Garfield's slow death

Four American presidents have died at the hands of assassins, but all the books seem to be written about just two of them, Abraham Lincoln and John F. Kennedy.  Scores of books have been written about these tragic events, and more continue to be published each year. But when is the last time you've seen a book about the assassination of William F. McKinley?

Thanks to Candice Millard, one of our very best writers to focus on American history for a general audience, we have the 2011 book Destiny of the Republic about the murder of James Garfield. Her book is so good, perhaps we won't need 50 or 100 more books on the same subject.

Charles Guiteau, thoroughly mad, pulled the trigger and ultimately died for his crime, yet it was Garfeld's doctors, not Guiteau, who actually killed the president, Millard writes. The bullet wound was serious enough for that day (1881), but it was hardly fatal. It had missed all vital organs, and Garfield could have survived and lived a long life if the bullet had simply been ignored. Plenty of Civil War veterans were walking around with similar bullets in similar places in their bodies. But this was the president of the United States, and the doctors determined the bullet must come out. Cleaning their hands and instruments before poking around in his body was never a priority, however.

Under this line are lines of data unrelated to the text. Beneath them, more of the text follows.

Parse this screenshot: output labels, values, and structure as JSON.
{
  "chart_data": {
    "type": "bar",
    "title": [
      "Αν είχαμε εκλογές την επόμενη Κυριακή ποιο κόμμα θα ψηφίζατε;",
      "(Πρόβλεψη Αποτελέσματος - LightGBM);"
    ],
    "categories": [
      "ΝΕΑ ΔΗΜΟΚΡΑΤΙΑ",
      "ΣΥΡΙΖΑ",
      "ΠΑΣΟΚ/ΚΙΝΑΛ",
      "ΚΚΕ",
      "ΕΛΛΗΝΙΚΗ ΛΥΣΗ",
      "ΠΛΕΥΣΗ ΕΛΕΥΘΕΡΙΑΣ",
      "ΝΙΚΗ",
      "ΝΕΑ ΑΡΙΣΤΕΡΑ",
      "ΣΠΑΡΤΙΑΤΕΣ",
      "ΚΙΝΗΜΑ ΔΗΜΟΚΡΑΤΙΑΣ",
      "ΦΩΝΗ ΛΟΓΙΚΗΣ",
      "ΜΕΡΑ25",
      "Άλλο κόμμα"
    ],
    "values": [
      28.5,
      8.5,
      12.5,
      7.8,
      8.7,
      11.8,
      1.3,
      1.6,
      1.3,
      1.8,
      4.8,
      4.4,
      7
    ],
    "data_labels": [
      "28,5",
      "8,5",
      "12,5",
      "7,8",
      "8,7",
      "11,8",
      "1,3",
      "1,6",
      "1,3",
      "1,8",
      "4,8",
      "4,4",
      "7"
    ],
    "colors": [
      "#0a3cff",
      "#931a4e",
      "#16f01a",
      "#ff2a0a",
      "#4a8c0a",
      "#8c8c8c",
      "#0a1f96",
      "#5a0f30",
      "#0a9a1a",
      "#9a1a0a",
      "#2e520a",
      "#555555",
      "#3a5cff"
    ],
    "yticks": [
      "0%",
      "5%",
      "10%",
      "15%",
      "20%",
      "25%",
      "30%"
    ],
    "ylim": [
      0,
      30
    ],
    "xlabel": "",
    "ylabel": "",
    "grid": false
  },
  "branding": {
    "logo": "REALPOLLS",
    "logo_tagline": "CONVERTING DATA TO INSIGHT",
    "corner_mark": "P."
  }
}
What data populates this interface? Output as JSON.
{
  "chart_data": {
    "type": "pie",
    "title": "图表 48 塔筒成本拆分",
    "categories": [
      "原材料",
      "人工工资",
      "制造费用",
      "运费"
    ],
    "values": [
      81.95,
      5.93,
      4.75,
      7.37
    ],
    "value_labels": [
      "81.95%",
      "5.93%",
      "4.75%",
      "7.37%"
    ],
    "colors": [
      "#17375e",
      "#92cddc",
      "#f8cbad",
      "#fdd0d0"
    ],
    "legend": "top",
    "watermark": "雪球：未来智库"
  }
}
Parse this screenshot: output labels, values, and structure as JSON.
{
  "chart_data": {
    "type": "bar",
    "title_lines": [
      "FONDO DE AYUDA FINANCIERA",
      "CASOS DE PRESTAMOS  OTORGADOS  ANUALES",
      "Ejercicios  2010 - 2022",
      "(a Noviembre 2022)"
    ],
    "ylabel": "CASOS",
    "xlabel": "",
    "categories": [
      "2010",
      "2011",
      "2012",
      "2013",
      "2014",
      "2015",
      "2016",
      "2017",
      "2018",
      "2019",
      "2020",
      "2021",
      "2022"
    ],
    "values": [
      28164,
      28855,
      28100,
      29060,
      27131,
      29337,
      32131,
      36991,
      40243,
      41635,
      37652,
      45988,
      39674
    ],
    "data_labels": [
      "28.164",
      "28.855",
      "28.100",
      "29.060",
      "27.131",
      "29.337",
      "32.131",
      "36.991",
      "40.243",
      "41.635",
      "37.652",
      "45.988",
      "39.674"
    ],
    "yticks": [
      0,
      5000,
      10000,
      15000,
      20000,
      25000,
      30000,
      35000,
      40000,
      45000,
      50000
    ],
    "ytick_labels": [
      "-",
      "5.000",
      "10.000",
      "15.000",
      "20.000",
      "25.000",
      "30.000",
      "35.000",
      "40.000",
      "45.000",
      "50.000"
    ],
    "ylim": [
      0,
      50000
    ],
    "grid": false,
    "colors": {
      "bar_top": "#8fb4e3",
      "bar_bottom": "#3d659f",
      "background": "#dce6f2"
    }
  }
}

In 1881, the existence of bacteria remained a controversial idea in the medical world. A man with the unlikely name of Dr. Doctor Bliss appointed himself head of the medical team and, over a period of several weeks repeatedly assaulted Garfield's body, creating a bacteria-filled cavity to where he believed the bullet must surely rest. Later an autopsy found the bullet on the other side of Garfield's body. The infection killed the president.

The inventor Alexander Graham Bell plays a key role in Millard's story. Bell worked long hours to perfect his induction balance machine capable of finding a bullet in a body. Despite technical problems, the device would have worked, but Dr. Bliss would allow Bell to test only the side of Garfield's body where he was convinced the bullet was located, not the side where it actually was.

The president's slow death accomplished something other than inspiring Bell's invention. It united the  country more than anything that had happened since the Civil War. North and South, blacks and whites ... everyone loved James Garfield.

The long dying also gave Chester Arthur, Garfield's vice president, time to mature to the point he was ready for the presidency when it finally fell to him. As vice president, Arthur had been Roscoe Conkling's man, not Garfield's. Conkling favored the spoils system, handing out government jobs on the basis of connections rather than merit. Arthur had never gotten a job on the basis of merit in his life and doubted his ability to do just about anything, let alone the presidency. Millard tells how he rose to the task, thanks to advice from a woman he didn't even know.

Like Millard's previous book, The River of Doubt, about Theodore Roosevelt's nearly-fatal South American adventure, Destiny of the Republic makes compulsive reading. More books have been written about the Lincoln and Kennedy assassinations, but few of those books have been the equal of this one.